En cuanto al sector salud, la organización subraya que los trabajadores sanitarios deben recibir una formación adecuada sobre el control de infecciones. Esto incluye, obligatoriamente, el uso correcto del equipo de protección personal y la garantía de que los centros de salud cuenten con el equipamiento apropiado para evitar contagios intrahospitalarios.
En el ámbito de la movilidad, se recomienda implementar controles estrictos tanto en las fronteras como en las principales carreteras internas para asegurar que ningún caso sospechoso sea pasado por alto.

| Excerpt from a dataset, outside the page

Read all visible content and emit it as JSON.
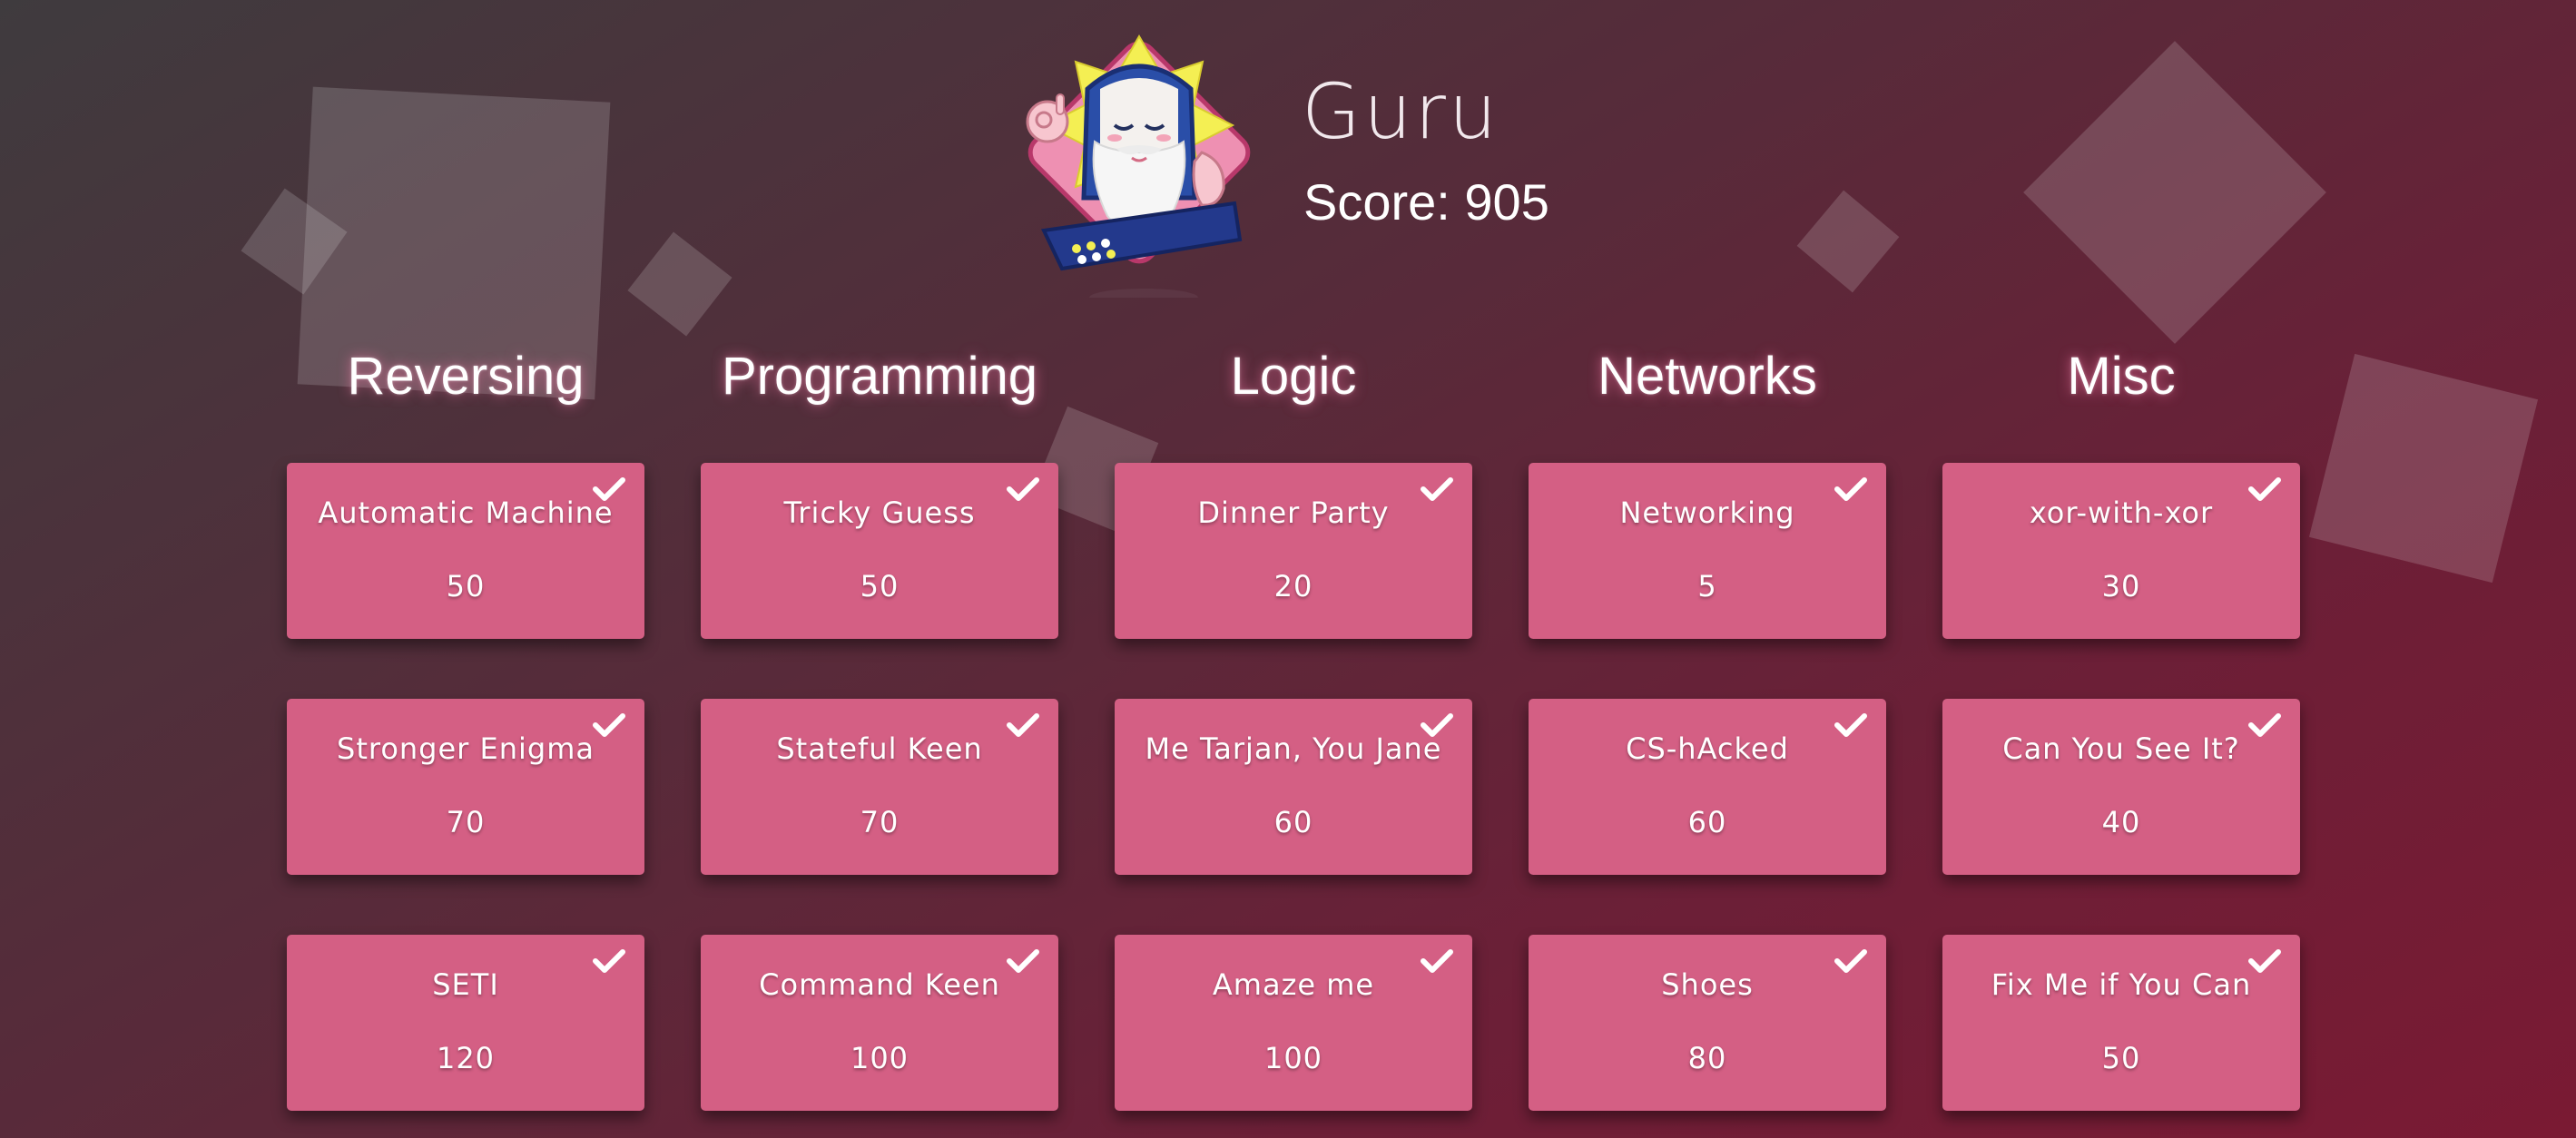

Además, se ha establecido que no se deben permitir viajes internacionales de personas que hayan estado en contacto con casos confirmados de la enfermedad.
El protocolo de manejo de pacientes exige que los casos confirmados sean aislados y tratados de forma inmediata. Del mismo modo, se ha puesto especial énfasis en los ritos funerarios: los entierros y funerales deben ser realizados exclusivamente por personal debidamente capacitado. Como medida preventiva adicional, queda prohibido el traslado transfronterizo de restos humanos de personas fallecidas que presenten sospecha, probabilidad o confirmación de infección. Finalmente, se insta a establecer una cadena de suministro sólida que garantice el abastecimiento de insumos médicos básicos y especializados.
Para los países que aún no han registrado casos, la OMS recomienda un enfoque preventivo. Se debe proporcionar información pertinente y precisa sobre los riesgos a aquellos viajeros que se dirijan a las zonas afectadas, así como informar al público general sobre las medidas necesarias para reducir el riesgo de exposición al virus.
Estos países también deben estar preparados logísticamente para facilitar la evacuación y la repatriación de sus nacionales que hayan estado expuestos a la enfermedad. La OMS advierte que, en caso de detectarse un caso sospechoso o confirmado, el contacto con una persona infectada o la aparición de grupos de muertes inexplicables, la situación debe ser tratada como una emergencia sanitaria, tomando medidas inmediatas en un plazo máximo de 24 horas.
Por último, la organización precisó que, aunque la situación es grave, no cumple actualmente con los criterios para ser definida como una «emergencia pandémica» según el Reglamento Sanitario Internacional. No obstante, se mantiene una advertencia sobre el alto riesgo de que el virus se propague hacia los países que comparten frontera terrestre con la República Democrática del Congo.